Now, however, the Church of England has come to his aid and is to allow some of its churches to have their spires adapted as broadband beacons bringing broadband access to the approximately one million homes in remote or rural areas of the UK still without it (Guardian 17 May).

We don’t have the full details of God’s involvement or his IT expertise yet, but think of the possibilities. Gone will be the hassle of using that old technology where you had to get on your knees to pray whenever you wanted to contact the Almighty. Now (as long as heaven has a reliable connection) you will have direct access to God whenever you want, and from the comfort of your own home or laptop.

Hopefully Judaism and Islam will modify their synagogues and mosques to operate a similar service for Jews and Muslims, and all the smaller, independent gods will get in on the act too. Assuming all areas of heaven have the necessary technology and are aware of the marvels of Skype, everyone down here will be able to enjoy a face to face discussion, confession, or whatever, with the god of their choice, whenever they want.

One advantage is that by allowing us to see what God gets up to in heaven it may put an end to all that bickering about which god is the best: well, nearly all the bickering, Zen Buddhism may still present a bit of a problem.

It’s like this. Although Buddhists appear to be mainly inoffensive ex-hippies whose only concerns are meditating and not stepping on beetles, some Christians are concerned about what they actually believe in. They may not sacrifice babies to Beelzebub, but they don’t have a bible, they don’t have a god, and to be honest, they don’t appear to be in any kind of hurry to get one.

And according to another Guardian report (18 May), this is causing a bit of friction at York Minster were some evangelicals have been complaining that Zen Buddhism just isn’t Christian enough.

What has happened is that for the past two years, much to the annoyance of the regular users, Zen Buddhists have been meeting in the cathedral precinct every two weeks for ‘silent meditation’ sessions. These were set up by the canon chancellor of the Minster who himself practices Zen meditation, describes himself as ‘religiously bilingual’ and admits that ‘there are those who think I’m an out and out heretic’. ‘There is a recognized phenomenon now’ he said, ‘called “dual religious belonging” where people have a foot in more than one religious camp’. Well, if religion is all it’s cracked up to be what’s wrong with having two, or more, different ones?

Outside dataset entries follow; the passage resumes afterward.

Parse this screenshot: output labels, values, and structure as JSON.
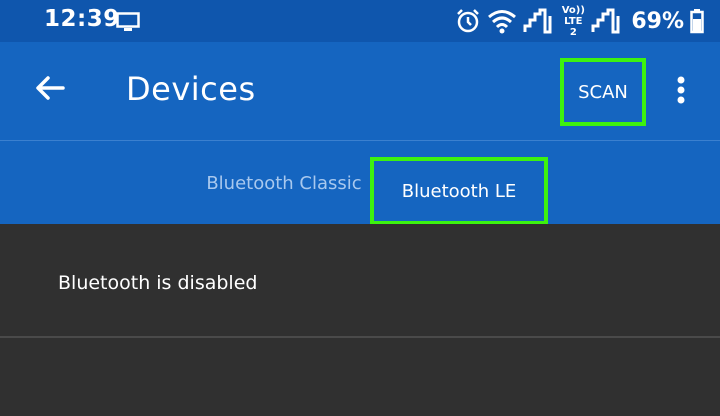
{
  "status_bar": {
    "time": "12:39",
    "battery_percent": "69%",
    "network_label": "Vo)) LTE2",
    "icons": [
      "screen-icon",
      "alarm-icon",
      "wifi-icon",
      "signal-icon",
      "lte-icon",
      "signal-icon",
      "battery-icon"
    ]
  },
  "app_bar": {
    "title": "Devices",
    "scan_label": "SCAN",
    "icons": [
      "back-arrow-icon",
      "more-vert-icon"
    ]
  },
  "tabs": [
    {
      "label": "Bluetooth Classic",
      "selected": false
    },
    {
      "label": "Bluetooth LE",
      "selected": true
    }
  ],
  "content": {
    "message": "Bluetooth is disabled"
  },
  "colors": {
    "status_bar": "#0f56ad",
    "app_bar": "#1565c0",
    "background": "#303030",
    "highlight": "#3df20f",
    "inactive_tab": "#a8c8ee"
  }
}
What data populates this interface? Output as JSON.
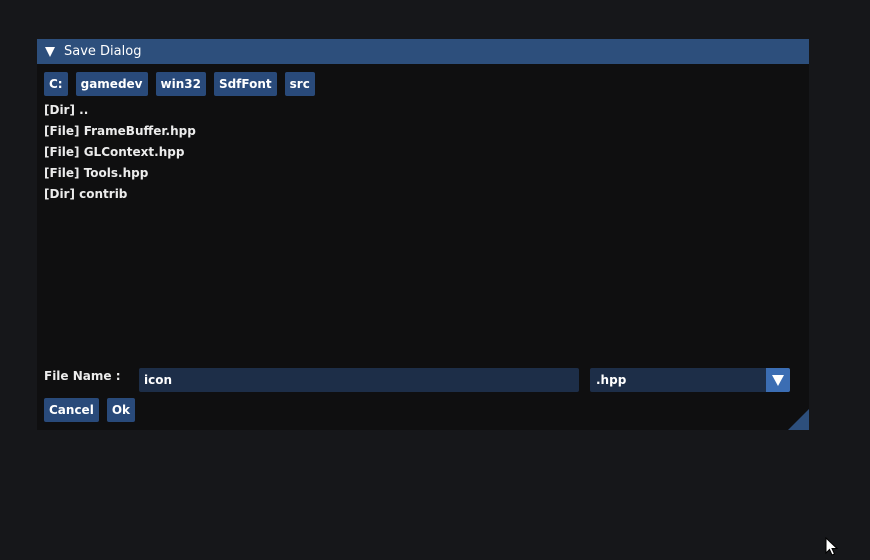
{
  "window": {
    "title": "Save Dialog"
  },
  "breadcrumb": [
    "C:",
    "gamedev",
    "win32",
    "SdfFont",
    "src"
  ],
  "files": [
    "[Dir] ..",
    "[File] FrameBuffer.hpp",
    "[File] GLContext.hpp",
    "[File] Tools.hpp",
    "[Dir] contrib"
  ],
  "filename": {
    "label": "File Name :",
    "value": "icon"
  },
  "filter": {
    "selected": ".hpp"
  },
  "buttons": {
    "cancel": "Cancel",
    "ok": "Ok"
  },
  "colors": {
    "titlebar": "#2d4f7c",
    "button": "#294a7a",
    "input_bg": "#1d2e48",
    "combo_arrow": "#3b6db3",
    "window_bg": "#0f0f10",
    "desktop_bg": "#16171a"
  },
  "icons": {
    "collapse": "triangle-down-icon",
    "combo": "chevron-down-icon",
    "resize": "resize-grip-icon",
    "cursor": "mouse-cursor-icon"
  }
}
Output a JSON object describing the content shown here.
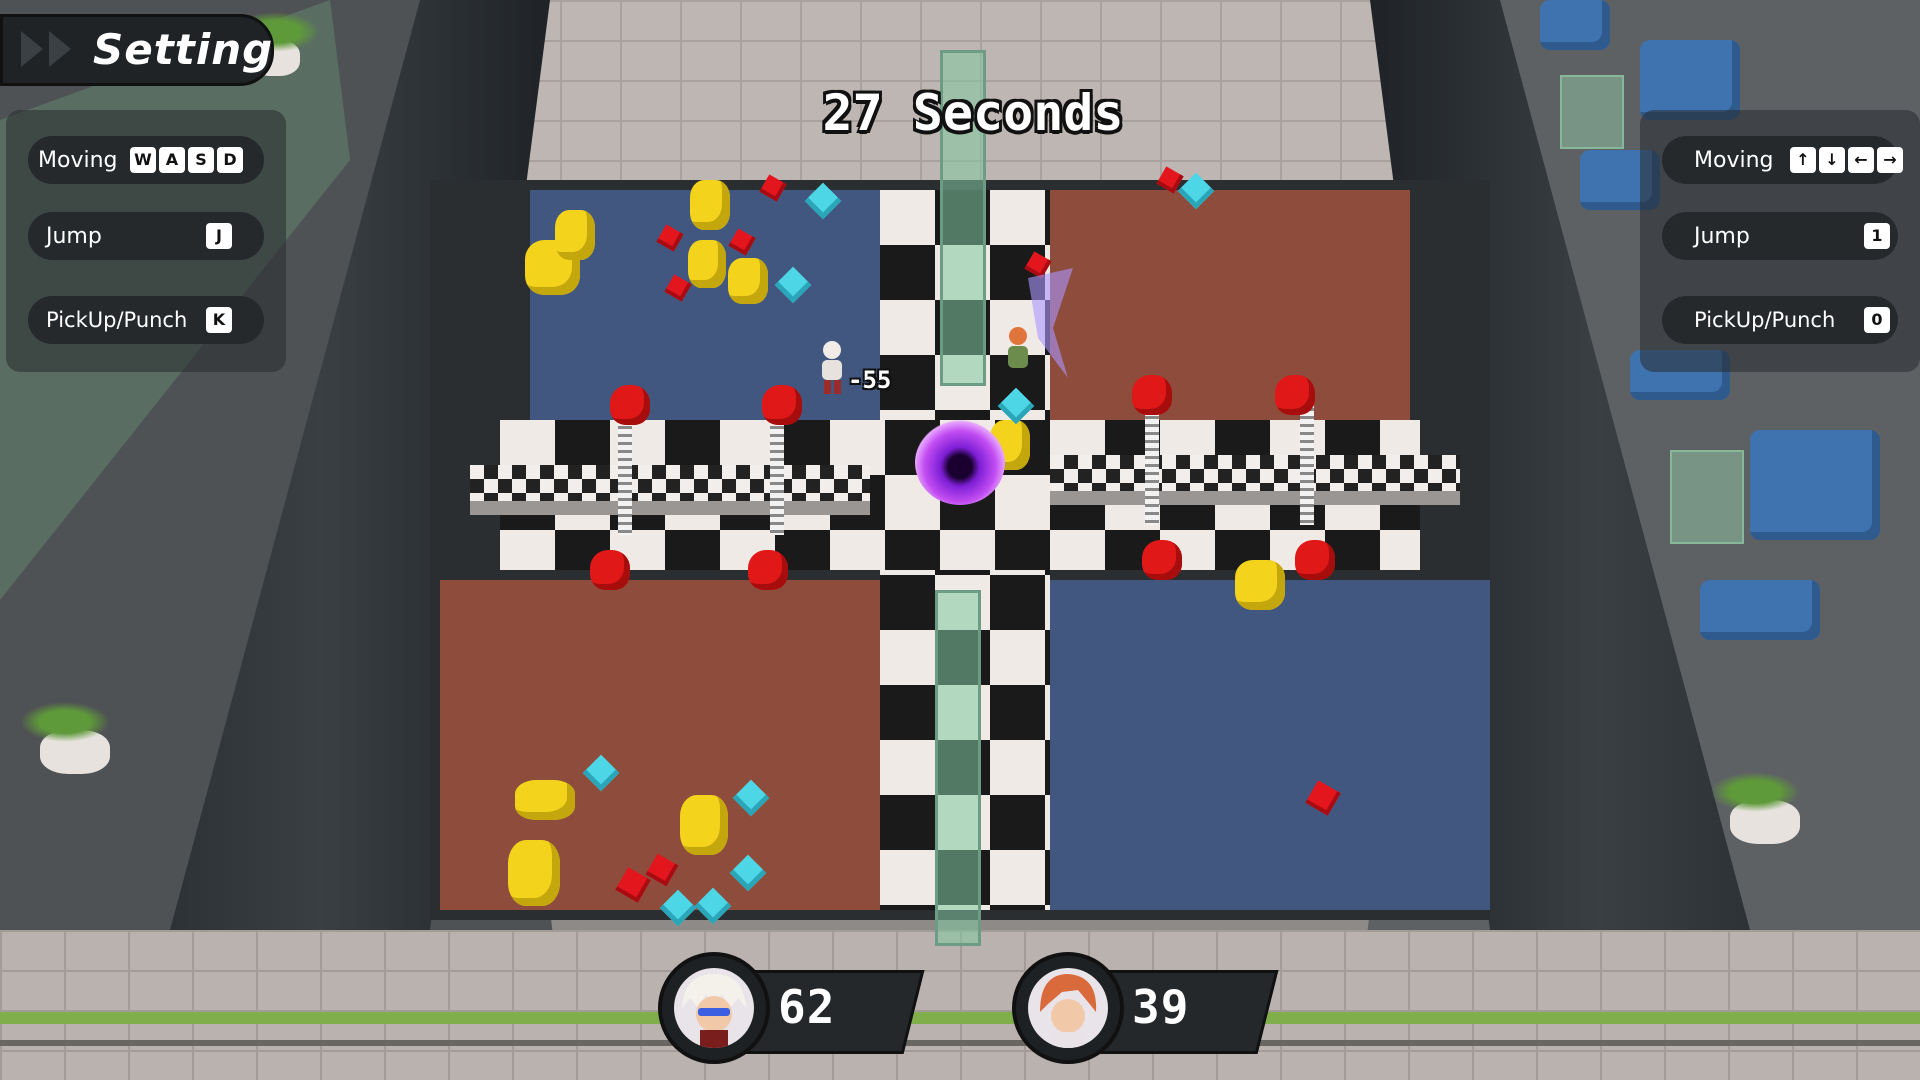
{
  "hud": {
    "setting_label": "Setting",
    "timer_text": "27 Seconds",
    "damage_popup": "-55"
  },
  "player1_controls": {
    "moving_label": "Moving",
    "moving_keys": [
      "W",
      "A",
      "S",
      "D"
    ],
    "jump_label": "Jump",
    "jump_key": "J",
    "pickup_label": "PickUp/Punch",
    "pickup_key": "K"
  },
  "player2_controls": {
    "moving_label": "Moving",
    "moving_keys": [
      "↑",
      "↓",
      "←",
      "→"
    ],
    "jump_label": "Jump",
    "jump_key": "1",
    "pickup_label": "PickUp/Punch",
    "pickup_key": "0"
  },
  "scores": {
    "player1": {
      "score": "62",
      "avatar": "white-haired-sunglasses-avatar"
    },
    "player2": {
      "score": "39",
      "avatar": "red-haired-avatar"
    }
  },
  "colors": {
    "blue_zone": "#42577f",
    "red_zone": "#8e4c3c",
    "hud_dark": "#25292c",
    "gem_yellow": "#f3d31c",
    "gem_cyan": "#4dd6e6",
    "gem_red": "#e3161e",
    "portal_purple": "#7d1ed6"
  }
}
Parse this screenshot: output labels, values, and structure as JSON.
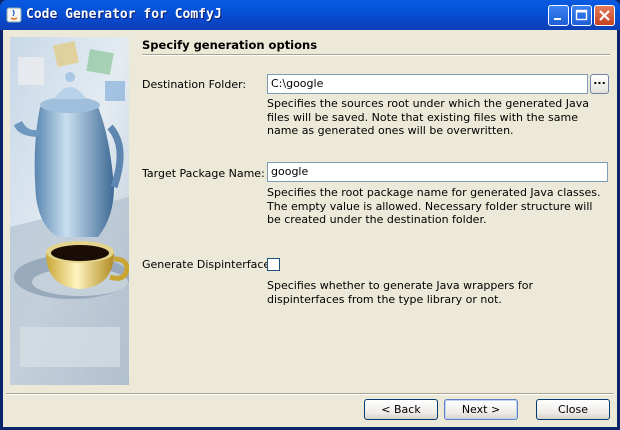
{
  "window": {
    "title": "Code Generator for ComfyJ"
  },
  "section": {
    "heading": "Specify generation options"
  },
  "destination": {
    "label": "Destination Folder:",
    "value": "C:\\google",
    "browse_label": "...",
    "description": "Specifies the sources root under which the generated Java files will be saved. Note that existing files with the same name as generated ones will be overwritten."
  },
  "package": {
    "label": "Target Package Name:",
    "value": "google",
    "description": "Specifies the root package name for generated Java classes. The empty value is allowed. Necessary folder structure will be created under the destination folder."
  },
  "dispinterfaces": {
    "label": "Generate Dispinterfaces:",
    "checked": false,
    "description": "Specifies whether to generate Java wrappers for dispinterfaces from the type library or not."
  },
  "buttons": {
    "back": "< Back",
    "next": "Next >",
    "close": "Close"
  },
  "colors": {
    "titlebar": "#0451d8",
    "background": "#ece9d8"
  }
}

Christian Concern however, the conservative evangelical organization, are wary about putting their feet anywhere where the Buddhists have been meditating. ‘The archbishop of York must take swift action’ said one member of the Church of England’s general synod,  ‘this type of confusion undermines the Church of England’s current initiative to encourage Christian prayer’.

Don’t know how you’re going to sort that one out God, have you tried teaching them to love their neighbours?